Safe and Not-so-safe Cars
With good safety credentials being an important factor with any new car purchase, it was interesting to find out that a few new cars didn’t perform as well as I’d expected they may. The tests were carried out over the 2018-and-2019 period by the team at the Euro NCAP facility. The following are four of the worst 2018/2019/2020 cars you’d want to crash in. Then come the best current cars you’d want to be in if you were involved in a serious crash.
NOT SO GOOD:
Jeep’s Renegade 4×4 SUV, in the frontal crash test, showed it as being a bit weak in offering good support during the frontal impact. Your neck is an important part of your body, and it was evident that the systems weren’t quite up to speed. Also the pole test found the car’s structure to be weak in protecting the front seat occupant.

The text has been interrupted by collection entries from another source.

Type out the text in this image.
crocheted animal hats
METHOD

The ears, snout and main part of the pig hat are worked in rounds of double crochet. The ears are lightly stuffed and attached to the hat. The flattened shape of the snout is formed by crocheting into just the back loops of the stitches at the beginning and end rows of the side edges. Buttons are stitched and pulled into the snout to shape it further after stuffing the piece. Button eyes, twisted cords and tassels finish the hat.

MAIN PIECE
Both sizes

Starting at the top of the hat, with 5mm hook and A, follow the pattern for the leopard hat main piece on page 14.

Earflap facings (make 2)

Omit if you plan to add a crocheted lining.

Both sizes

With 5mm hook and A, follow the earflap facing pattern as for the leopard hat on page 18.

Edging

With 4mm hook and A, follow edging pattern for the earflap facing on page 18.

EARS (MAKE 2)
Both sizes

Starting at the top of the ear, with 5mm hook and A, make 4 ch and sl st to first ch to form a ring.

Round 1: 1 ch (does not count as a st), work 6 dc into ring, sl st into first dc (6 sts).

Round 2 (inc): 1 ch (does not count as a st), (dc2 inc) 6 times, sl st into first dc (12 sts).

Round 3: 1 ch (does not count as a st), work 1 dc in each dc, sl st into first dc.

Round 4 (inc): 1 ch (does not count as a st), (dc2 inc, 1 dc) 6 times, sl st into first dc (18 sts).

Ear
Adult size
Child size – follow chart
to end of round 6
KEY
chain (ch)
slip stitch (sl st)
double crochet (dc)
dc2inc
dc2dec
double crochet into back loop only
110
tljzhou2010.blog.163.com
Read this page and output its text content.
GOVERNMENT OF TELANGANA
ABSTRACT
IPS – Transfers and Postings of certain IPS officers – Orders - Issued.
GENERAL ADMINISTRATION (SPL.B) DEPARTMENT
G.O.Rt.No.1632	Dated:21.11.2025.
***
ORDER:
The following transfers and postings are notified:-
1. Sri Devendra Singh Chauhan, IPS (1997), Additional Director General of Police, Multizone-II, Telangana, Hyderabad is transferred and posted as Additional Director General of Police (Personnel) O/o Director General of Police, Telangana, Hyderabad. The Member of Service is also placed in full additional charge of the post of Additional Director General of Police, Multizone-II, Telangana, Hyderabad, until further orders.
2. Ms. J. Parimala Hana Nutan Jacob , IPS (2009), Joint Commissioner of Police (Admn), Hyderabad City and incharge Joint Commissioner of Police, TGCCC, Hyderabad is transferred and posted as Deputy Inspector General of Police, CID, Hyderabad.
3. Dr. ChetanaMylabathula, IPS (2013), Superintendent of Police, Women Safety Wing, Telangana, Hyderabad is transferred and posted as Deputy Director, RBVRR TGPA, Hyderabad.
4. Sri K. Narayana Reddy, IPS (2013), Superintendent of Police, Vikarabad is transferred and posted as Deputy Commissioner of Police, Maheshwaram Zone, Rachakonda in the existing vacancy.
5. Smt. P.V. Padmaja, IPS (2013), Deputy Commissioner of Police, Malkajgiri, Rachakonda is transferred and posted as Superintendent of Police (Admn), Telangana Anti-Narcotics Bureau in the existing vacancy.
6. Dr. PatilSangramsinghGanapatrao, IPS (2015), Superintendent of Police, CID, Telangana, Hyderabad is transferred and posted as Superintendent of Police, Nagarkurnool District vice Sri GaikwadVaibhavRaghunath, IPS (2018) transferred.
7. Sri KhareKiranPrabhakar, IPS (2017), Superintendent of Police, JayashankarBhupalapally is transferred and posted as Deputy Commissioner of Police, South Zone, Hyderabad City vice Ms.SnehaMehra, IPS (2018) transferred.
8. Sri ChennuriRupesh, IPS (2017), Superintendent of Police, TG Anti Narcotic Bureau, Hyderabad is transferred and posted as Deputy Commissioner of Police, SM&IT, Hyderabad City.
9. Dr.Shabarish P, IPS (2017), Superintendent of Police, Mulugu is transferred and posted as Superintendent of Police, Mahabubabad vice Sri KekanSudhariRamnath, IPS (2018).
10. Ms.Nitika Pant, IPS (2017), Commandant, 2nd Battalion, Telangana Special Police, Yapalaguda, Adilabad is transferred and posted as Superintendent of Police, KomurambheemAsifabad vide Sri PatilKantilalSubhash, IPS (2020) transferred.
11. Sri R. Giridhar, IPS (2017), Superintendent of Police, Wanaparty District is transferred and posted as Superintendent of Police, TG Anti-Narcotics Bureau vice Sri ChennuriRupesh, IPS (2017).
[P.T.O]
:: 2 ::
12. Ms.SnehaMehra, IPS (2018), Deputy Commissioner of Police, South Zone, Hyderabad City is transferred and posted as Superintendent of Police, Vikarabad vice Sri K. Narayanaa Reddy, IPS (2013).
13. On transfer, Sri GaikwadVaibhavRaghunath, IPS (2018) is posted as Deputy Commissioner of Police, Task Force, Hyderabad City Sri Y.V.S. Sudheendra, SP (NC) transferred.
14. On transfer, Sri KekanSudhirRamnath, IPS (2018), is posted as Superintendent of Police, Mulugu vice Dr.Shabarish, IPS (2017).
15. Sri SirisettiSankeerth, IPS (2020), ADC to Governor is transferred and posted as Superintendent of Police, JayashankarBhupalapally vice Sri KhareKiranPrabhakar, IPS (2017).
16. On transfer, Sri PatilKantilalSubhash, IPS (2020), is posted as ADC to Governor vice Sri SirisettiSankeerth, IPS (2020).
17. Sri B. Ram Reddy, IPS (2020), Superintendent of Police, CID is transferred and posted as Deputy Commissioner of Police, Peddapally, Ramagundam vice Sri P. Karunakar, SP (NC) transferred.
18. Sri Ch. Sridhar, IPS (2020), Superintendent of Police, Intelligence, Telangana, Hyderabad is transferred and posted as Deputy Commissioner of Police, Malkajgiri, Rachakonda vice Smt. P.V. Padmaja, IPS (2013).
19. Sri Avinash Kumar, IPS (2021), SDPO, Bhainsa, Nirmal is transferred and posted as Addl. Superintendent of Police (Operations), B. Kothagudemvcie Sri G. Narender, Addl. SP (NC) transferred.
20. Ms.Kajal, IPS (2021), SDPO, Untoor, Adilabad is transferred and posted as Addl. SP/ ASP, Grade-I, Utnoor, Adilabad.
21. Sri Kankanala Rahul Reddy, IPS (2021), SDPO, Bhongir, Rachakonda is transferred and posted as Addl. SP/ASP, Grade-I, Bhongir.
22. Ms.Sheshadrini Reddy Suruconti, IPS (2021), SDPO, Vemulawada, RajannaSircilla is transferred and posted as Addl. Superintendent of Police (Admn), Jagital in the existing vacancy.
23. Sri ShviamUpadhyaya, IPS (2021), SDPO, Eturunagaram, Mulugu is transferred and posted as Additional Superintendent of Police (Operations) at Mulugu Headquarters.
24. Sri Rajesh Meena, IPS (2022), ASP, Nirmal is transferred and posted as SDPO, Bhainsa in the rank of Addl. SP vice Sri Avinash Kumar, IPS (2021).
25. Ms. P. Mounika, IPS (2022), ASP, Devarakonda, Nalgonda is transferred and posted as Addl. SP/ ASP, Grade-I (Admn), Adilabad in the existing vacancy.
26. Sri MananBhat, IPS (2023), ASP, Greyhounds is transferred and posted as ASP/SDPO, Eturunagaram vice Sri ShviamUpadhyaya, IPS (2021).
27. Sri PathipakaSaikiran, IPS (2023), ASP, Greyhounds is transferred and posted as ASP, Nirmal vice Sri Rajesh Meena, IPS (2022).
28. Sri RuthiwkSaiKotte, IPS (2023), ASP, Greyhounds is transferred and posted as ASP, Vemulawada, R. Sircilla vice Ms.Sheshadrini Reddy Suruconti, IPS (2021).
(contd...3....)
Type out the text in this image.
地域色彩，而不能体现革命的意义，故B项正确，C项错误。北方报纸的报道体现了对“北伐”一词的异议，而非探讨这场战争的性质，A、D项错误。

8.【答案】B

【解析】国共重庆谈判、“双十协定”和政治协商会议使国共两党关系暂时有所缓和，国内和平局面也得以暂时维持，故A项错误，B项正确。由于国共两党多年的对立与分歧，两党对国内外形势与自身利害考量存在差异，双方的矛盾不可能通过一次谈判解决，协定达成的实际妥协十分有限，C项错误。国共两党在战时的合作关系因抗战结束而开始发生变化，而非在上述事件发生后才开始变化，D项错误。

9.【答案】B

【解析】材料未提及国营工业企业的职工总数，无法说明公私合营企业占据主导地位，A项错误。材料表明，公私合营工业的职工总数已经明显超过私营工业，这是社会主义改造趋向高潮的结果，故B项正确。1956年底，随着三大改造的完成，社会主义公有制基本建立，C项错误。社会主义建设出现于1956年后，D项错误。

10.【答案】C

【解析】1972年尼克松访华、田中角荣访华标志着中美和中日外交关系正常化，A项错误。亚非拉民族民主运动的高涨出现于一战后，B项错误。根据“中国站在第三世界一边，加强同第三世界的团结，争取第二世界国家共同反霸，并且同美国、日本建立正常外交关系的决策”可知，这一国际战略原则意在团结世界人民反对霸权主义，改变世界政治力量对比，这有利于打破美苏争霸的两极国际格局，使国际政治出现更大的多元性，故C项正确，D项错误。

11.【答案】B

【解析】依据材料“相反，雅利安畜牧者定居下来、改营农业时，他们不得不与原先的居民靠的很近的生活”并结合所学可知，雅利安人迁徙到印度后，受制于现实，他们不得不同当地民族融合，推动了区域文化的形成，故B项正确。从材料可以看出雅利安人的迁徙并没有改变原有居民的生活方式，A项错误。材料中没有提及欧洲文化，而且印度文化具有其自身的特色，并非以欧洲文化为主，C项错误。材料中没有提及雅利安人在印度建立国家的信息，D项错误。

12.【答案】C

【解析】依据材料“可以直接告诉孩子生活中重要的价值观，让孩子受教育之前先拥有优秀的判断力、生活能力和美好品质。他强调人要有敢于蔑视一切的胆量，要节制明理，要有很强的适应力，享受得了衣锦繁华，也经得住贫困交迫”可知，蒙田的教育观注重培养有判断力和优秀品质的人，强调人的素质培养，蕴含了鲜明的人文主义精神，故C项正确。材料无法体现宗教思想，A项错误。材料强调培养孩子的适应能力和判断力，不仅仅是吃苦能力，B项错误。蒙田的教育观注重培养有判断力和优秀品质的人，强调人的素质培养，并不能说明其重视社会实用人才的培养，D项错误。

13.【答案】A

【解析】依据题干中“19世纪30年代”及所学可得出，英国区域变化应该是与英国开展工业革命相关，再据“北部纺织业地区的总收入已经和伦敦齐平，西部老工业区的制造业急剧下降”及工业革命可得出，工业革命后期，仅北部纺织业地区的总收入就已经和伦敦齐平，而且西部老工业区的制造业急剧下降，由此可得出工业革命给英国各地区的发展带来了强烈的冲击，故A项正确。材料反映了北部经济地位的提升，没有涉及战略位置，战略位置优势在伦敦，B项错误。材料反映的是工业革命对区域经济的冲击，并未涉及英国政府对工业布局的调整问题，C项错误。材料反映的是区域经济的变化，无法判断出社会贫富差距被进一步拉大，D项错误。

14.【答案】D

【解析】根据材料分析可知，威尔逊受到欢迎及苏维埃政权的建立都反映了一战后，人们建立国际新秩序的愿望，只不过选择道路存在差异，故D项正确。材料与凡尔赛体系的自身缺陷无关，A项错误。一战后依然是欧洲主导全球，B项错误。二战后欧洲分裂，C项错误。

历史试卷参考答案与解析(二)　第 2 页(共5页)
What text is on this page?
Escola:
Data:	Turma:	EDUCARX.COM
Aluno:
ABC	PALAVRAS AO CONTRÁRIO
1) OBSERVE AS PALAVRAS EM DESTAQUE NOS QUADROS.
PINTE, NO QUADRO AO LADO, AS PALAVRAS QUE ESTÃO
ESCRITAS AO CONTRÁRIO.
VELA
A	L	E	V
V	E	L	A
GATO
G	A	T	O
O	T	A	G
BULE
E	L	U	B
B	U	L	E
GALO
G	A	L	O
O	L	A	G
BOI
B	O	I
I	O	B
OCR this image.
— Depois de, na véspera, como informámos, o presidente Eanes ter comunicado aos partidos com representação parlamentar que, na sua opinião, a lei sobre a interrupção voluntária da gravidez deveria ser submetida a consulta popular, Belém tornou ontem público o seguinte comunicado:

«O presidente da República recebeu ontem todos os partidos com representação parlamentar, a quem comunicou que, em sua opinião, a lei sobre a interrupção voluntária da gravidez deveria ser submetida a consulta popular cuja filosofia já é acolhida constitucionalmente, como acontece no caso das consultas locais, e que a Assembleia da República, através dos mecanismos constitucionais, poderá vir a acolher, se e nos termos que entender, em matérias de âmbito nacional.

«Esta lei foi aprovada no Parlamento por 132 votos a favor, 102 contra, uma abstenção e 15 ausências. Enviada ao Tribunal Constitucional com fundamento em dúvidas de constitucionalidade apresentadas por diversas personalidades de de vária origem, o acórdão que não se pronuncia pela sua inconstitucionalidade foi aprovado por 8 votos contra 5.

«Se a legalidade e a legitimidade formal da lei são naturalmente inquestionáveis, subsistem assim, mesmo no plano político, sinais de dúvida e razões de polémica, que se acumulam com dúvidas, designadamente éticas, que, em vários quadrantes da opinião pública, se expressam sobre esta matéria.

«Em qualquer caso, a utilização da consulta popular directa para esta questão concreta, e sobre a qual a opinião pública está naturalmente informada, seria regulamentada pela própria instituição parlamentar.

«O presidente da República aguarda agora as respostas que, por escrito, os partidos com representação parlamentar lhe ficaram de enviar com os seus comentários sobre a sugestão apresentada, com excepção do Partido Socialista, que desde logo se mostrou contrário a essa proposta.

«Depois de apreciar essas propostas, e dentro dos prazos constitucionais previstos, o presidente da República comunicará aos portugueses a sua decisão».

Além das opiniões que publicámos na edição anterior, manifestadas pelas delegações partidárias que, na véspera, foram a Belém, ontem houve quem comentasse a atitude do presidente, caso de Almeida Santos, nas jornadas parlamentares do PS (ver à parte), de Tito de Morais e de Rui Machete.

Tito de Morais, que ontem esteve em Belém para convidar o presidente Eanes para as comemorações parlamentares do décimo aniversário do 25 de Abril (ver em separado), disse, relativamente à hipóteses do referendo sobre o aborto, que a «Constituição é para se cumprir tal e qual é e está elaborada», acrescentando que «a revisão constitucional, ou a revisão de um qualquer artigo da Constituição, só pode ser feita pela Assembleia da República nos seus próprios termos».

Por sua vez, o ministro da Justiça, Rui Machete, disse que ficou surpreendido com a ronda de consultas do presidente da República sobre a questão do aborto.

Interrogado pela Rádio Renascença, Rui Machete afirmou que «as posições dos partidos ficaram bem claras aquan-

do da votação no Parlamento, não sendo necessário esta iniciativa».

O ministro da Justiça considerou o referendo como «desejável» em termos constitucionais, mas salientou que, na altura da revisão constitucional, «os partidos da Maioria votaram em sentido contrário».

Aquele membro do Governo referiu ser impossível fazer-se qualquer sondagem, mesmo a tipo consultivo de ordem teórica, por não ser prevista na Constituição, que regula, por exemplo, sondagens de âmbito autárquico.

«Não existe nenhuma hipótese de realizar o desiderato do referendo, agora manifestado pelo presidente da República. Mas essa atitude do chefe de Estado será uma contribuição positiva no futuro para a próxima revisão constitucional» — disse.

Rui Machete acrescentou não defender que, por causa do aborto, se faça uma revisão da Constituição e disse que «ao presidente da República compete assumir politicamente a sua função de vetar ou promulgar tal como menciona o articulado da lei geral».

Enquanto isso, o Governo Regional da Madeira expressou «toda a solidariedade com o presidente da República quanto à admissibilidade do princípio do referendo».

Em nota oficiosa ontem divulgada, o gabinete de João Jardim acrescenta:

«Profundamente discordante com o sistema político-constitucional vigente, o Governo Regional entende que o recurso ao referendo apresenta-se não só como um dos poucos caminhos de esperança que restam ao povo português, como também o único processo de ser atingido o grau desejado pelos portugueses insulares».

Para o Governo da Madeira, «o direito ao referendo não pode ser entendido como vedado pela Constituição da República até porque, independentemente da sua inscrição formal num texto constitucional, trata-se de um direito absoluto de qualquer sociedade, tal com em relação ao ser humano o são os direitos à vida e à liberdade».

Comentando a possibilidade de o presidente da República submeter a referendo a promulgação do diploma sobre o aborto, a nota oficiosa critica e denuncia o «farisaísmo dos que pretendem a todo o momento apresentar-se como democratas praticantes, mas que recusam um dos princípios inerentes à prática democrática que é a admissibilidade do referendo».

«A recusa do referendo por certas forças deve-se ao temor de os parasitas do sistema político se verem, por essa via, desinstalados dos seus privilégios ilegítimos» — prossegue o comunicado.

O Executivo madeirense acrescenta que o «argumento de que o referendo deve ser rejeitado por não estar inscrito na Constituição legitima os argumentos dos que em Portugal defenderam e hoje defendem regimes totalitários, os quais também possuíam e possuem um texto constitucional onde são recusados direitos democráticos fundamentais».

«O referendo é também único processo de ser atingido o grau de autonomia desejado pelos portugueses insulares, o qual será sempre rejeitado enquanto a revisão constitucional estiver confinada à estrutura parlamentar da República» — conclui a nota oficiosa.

Poor whiplash protection during a rear collision, and weak protection during the side pole test showed the Jeep Cherokee as being a bit light. This was its reason for scoring just the four out of five stars.
Sadly, the small Suzuki Jimny 4×4 only scored a three-star crash testing result. The structure isn’t up to the task of keeping its occupants safe in pole tests and frontal crash tests. Even the airbag didn’t have the pressure to prevent the dummy bumping its head on the steering wheel –ouch!
A big surprise came my way when I discovered that the Jeep Wrangler scored just a one-star out-of-five for overall safety capability during the crash tests carried out by the Euro NCAP team. The windscreen pillars and the footwall structures reached their full limit of protection – due to their serious deformation patterns when put through the frontal impact test. You wouldn’t want to be going faster than 40 mph!
Least safe is the Fiat Panda. It didn’t score any stars of the five available. Enough said!
VERY GOOD:
Euro NCAP calculate the best vehicles from their weighted sum of the scores in Adult Occupant, Child Occupant, Pedestrian and Safety Assist assessments for every car tested. According to Euro NCAP, the best-of-the-best in 2019 happened to be the:
Supermini: Audi A1 and Renault Clio
Small family car: Mercedes-Benz CLA and Mazda3.
Large family car: Tesla Model 3, BMW 3-Series and Skoda Octavia.
Small Off-Road/MPV: Subaru Forester
Hybrid and Electric: Tesla Model 3
Larger off-road: Tesla Model X and SEAT Tarraco – which shares its DNA with the Volkswagen Tiguan and Skoda Kodiaq.
There are some nice cars in the list above. It’s great to see Subaru still delivering the goods along with the German marques. Looks like Tesla has their cars well sorted, as well.